Papa Francisco sorridente abraça idosa
Papa Francisco encontra uma idosa durante Audiência geral (Créditos: Shutterstock)

 

Do encontro à comunidade

Na nossa viagem ao longo das rodovias digitais, encontramos outras pessoas, quer com o espírito de espectadores indiferentes, quer com o espírito de apoio e camaradagem. Se fizermos a segunda opção, nós – que às vezes somos o bom samaritano e outras vezes o ferido – poderemos começar a contribuir para curar as feridas causadas por um ambiente digital tóxico. Temos que reconstruir os espaços digitais, para que se tornem ambientes mais humanos e saudáveis. Ao mesmo tempo, podemos ajudar a orientar tais ambientes a fim de que fomentem comunidades reais baseadas no encontro encarnado, indispensável para aqueles que acreditam na Palavra que se tornou carne.

 

Um estilo distintivo

Os cristãos levam um “estilo” distintivo às redes sociais, um estilo de partilha que tem suas origens em Cristo, que nos amou e se ofereceu por nós com suas palavras, ações, alma e corpo. Ele ensinou-nos que a verdade se revela na comunhão, e que também a comunicação deriva da comunhão, ou seja, do amor. A presença dos cristãos na mídia digital refletirá este estilo, comunicando informações verdadeiras criativamente, de modo que surja da amizade e construa comunidade. Lançará mão de histórias; exercerá sua influência online de maneira responsável, enquanto os cristãos se tornarão “tecelões de comunhão”; será reflexiva, não reativa; será ativa na promoção de atividades e projetos que promovam a dignidade humana; e será sinodal, ajudando-nos a abrir nosso coração e a abraçar nossos irmãos e irmãs.

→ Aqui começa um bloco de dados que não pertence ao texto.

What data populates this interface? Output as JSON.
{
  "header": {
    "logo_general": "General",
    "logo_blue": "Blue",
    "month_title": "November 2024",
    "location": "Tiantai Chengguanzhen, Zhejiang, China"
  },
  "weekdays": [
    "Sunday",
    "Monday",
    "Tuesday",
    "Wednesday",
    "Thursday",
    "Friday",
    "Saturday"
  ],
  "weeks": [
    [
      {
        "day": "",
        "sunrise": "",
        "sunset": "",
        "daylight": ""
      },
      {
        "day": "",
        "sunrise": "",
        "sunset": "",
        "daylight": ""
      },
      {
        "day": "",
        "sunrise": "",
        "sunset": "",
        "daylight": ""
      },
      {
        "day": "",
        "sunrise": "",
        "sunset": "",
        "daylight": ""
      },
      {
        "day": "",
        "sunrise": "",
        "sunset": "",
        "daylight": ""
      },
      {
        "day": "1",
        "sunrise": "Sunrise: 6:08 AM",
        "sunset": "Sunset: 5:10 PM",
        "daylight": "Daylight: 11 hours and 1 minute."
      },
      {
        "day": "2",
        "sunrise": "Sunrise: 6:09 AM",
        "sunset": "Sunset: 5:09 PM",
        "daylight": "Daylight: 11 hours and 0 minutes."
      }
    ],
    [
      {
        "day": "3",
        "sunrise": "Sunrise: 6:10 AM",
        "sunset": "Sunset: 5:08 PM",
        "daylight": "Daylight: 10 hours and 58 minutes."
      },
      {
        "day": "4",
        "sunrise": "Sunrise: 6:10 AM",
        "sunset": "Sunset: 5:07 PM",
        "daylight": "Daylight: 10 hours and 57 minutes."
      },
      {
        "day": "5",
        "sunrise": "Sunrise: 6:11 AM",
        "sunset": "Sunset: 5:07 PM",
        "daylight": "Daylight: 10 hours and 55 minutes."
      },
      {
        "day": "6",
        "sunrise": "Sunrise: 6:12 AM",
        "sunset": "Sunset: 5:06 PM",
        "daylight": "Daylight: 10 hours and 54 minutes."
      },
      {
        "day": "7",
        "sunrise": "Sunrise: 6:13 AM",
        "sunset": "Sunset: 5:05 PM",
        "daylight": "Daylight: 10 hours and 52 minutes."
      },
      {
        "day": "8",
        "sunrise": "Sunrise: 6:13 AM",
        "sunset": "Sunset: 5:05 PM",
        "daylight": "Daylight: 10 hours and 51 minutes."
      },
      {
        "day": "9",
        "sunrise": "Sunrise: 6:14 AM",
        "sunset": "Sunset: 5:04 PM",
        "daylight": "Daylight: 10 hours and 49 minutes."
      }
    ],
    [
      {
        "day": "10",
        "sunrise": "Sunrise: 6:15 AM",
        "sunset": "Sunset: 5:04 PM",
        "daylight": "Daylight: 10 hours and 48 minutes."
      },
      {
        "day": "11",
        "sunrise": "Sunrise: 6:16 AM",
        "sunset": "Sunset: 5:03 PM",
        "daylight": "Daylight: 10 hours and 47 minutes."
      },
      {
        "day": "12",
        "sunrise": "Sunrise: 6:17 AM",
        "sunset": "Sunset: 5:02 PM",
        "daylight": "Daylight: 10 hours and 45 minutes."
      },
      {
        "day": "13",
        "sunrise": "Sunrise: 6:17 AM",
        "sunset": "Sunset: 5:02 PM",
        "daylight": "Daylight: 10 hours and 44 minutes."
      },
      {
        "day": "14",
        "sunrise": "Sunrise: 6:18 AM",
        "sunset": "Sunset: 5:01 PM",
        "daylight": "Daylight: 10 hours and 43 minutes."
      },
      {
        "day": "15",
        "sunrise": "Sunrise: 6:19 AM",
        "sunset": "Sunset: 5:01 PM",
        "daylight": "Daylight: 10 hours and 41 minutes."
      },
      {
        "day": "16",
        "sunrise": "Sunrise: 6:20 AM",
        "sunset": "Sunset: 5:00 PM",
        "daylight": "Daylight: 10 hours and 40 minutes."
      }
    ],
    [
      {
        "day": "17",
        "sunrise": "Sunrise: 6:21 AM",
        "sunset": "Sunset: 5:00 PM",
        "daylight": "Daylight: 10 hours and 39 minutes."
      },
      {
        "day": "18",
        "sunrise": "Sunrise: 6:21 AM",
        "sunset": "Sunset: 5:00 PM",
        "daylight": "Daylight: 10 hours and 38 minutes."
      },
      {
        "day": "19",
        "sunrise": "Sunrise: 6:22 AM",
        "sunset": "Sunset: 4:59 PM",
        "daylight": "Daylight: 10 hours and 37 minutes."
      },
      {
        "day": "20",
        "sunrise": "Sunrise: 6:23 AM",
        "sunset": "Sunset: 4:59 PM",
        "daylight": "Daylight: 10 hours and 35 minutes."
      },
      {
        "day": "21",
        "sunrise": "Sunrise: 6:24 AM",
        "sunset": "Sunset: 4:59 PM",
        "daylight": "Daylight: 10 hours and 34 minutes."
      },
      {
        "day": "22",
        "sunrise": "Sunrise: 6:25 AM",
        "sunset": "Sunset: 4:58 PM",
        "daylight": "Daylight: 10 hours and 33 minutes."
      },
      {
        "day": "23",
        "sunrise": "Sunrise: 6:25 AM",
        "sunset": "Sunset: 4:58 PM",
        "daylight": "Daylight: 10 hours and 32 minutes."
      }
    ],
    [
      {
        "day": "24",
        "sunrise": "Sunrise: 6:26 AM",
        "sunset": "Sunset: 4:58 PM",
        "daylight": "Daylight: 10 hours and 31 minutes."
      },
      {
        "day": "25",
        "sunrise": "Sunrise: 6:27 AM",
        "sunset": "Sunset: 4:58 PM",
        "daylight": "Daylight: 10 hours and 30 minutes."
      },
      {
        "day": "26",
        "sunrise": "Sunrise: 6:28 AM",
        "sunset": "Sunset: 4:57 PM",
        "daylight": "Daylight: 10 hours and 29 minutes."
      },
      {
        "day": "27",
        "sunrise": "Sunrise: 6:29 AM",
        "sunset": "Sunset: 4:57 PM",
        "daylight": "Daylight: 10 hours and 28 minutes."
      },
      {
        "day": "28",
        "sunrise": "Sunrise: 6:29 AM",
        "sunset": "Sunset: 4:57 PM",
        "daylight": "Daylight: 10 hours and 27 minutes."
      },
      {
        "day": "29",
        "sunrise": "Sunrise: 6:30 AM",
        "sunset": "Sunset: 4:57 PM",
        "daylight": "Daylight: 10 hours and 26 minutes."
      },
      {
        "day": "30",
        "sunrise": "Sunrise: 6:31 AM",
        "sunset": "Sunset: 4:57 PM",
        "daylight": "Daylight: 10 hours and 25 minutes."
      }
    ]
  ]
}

Esta presença dos cristãos nas redes sociais terá também o sinal do testemunho. Os cristãos não estão ali presentes para vender um produto nem para fazer proselitismo, mas ao contrário para dar testemunho. Ou seja, estão ali presentes para atestar, com suas palavras e com sua vida, o que outra pessoa – Deus – fez, forjando uma comunhão que nos une em Cristo.

Quer sejam às vezes o ferido, outras vezes o samaritano, ou ambos, os encontros fortuitos dos cristãos nas plataformas das redes sociais tornam-se um encontro com o próximo, cuja vida lhes diz respeito e, em última instância, com o Senhor. Deste modo, a comunicação proporciona um sabor de comunhão, que tem suas raízes na Santíssima Trindade e é nossa verdadeira “terra prometida”.